SimpliSafe Security Flaw Leaves Thousands of Homes Vulnerable

IOActive issues security advisory for flaw in SimpliSafe system that can't be fixed.

Unfixable SimpliSafe Security Flaw Warns Security Expert

SimpliSafe is making headlines this week with news that should have customers deeply disturbed and concerned.

Two days ago, Dr. Andrew Zonenberg, senior security consultant at IOActive, issued an advisory warning of a vulnerability in SimpliSafe’s system that can be exploited using equipment that costs less than $250. With the right equipment, criminals can initiate a replay attack, capturing and recording the unencrypted PIN sent from the keypad to the base station. Once the PIN is captured, the attacker can issue fraudulent commands to the system, sending false signals or disabling it completely.

In order to attack a system and capture a PIN, the device needs to be within 100 feet of the keypad to intercept the unencrypted data sent from the keypad to the base station. So if the criminal needs to be close to the home, doesn’t that minimize the risk? Not really. Homeowners frequently post yard signs from their security company to discourage potential robbers.  For SimpliSafe customers, those yard signs are now beacons advertising the home’s vulnerability.

Here’s where it gets really, really ugly for SimpliSafe’s customers (estimated to be over 300,000): The security flaw cannot be fixed with an OTA (over-the-air) update like those pushed out to mobile phones by cell providers because SimpliSafe uses a one-time programmable chip in their system.

Display of device created by A. Zonenberg of IOActive to demonstrate the flaw in SimpliSafe’s system.

So What Can SimpliSafe Customers Do?

Not much. If they continue to use their SimpliSafe alarm system, they can mitigate the risk by changing their PIN frequently, but short of replacing the keypad and base station, the risk will remain according to IOActive. We contacted SimpliSafe to see what they had to say. Considering IOActive multiple failed attempts to contact the company since September 2015 when the flaw was discovered, we weren’t expecting much. (You can read IOActive’s complete security advisory.)

The representative we spoke with was aware of the recent press around this vulnerability but downplayed the risk, echoing SimpliSafe’s response as published by Ars Tecnica:

While any wireless system is susceptible to this type of attack from a sufficiently savvy and motivated intruder, our systems can be backed up with with a land line or an internet connection for no additional cost.
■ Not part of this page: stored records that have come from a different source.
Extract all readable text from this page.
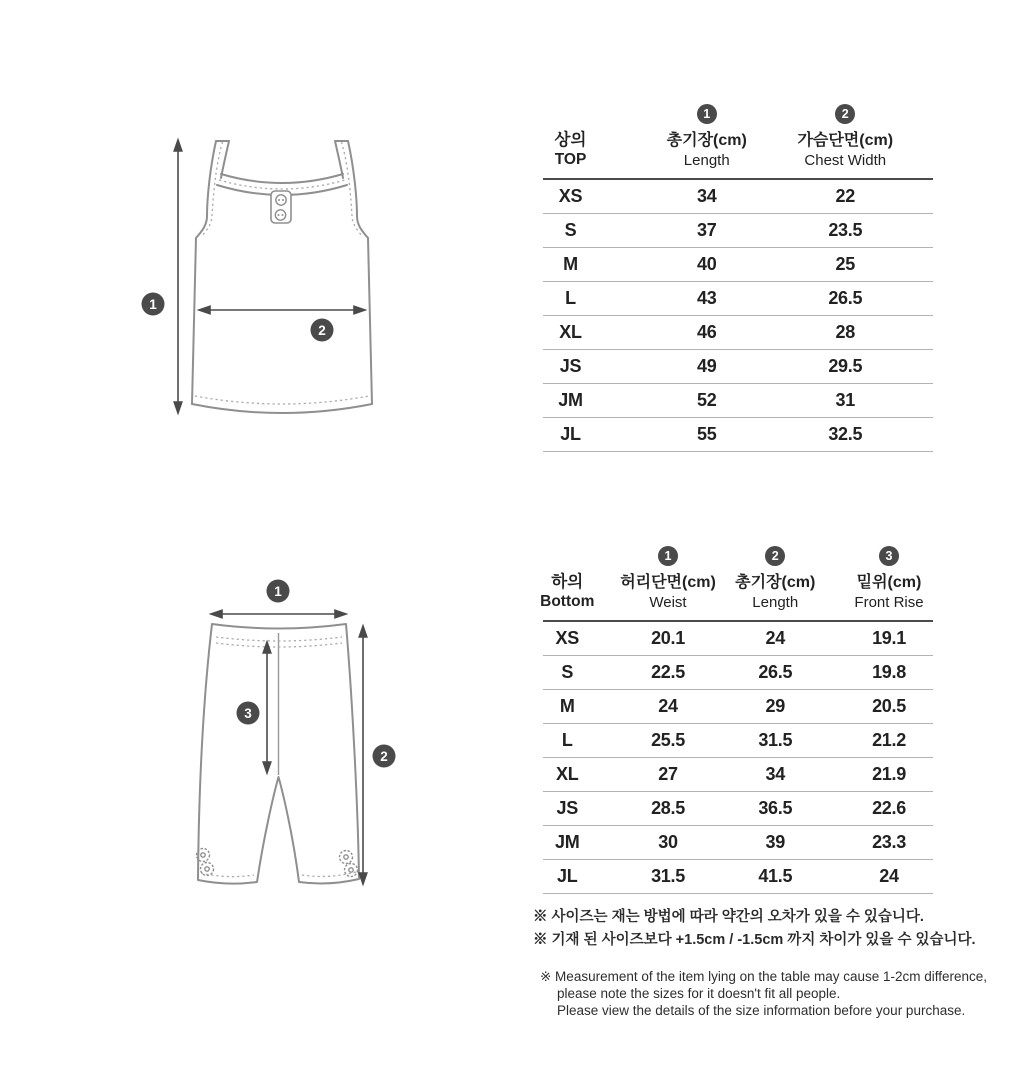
1
2
상의
TOP
1
총기장(cm)
Length
2
가슴단면(cm)
Chest Width
XS	34	22
S	37	23.5
M	40	25
L	43	26.5
XL	46	28
JS	49	29.5
JM	52	31
JL	55	32.5
1
3
2
하의
Bottom
1
허리단면(cm)
Weist
2
총기장(cm)
Length
3
밑위(cm)
Front Rise
XS	20.1	24	19.1
S	22.5	26.5	19.8
M	24	29	20.5
L	25.5	31.5	21.2
XL	27	34	21.9
JS	28.5	36.5	22.6
JM	30	39	23.3
JL	31.5	41.5	24
※ 사이즈는 재는 방법에 따라 약간의 오차가 있을 수 있습니다.
※ 기재 된 사이즈보다 +1.5cm / -1.5cm 까지 차이가 있을 수 있습니다.
※ Measurement of the item lying on the table may cause 1-2cm difference,
please note the sizes for it doesn't fit all people.
Please view the details of the size information before your purchase.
Also, this type of attack represents such a small percentage of total break-ins that the FBI does not even keep a count. This is because the majority of break-ins are a quick forced entry and not the sophisticated type of attack that requires diligent planning as well as highly illegal and cost-prohibitive equipment. Assuming an intruder has the requisite technology, he would need to know the frequency ranges he needs to jam, and also know the layout of your home beforehand, as he would have to avoid motion detectors even in the unlikely event that he bypassed a door sensor.

This cookie-cutter response reads as dismissive and unsympathetic to the legitimate concern of their customers.  It’s also disturbing that they recommend adding a landline or internet connection to reduce the system’s susceptibility to attack. Both of these communication methods are inherently at risk: A novice intruder with wire cutters can disable the system by cutting exposed telephone and cable lines before breaking into the home.

Is There Any Good News for SimpliSafe Customers?

That depends what your definition of “good” is. SimpliSafe spokesperson Melina Engel told Forbes the company was “planning on releasing hardware with over-the-air firmware updates and that customers would be given a discount on those once they were available.”

Some customers have taken to Twitter to express themselves:

@Forbes I want to hear from a class action attorney unless SimpliSafe sends me a new encrypted base station and keypad immediately!

— Dr. Jeff Bauman (@WestonChildPsyc) February 19, 2016

All of this begs the question: Does SimpliSafe really care about the safety and security of their customers?

It’s hard to believe they do when a flaw like this is exposed and the company’s response dismisses valid  concerns and their solution is a “discount” to current customers for security equipment that’s actually secure — but not yet available.

Our recommendation to SimpliSafe customers (and anyone else looking for a home security solution): Select an alarm system from a company that takes protecting your home and family seriously.

Simple isn’t always easy. In this case, it’s simply unfixable.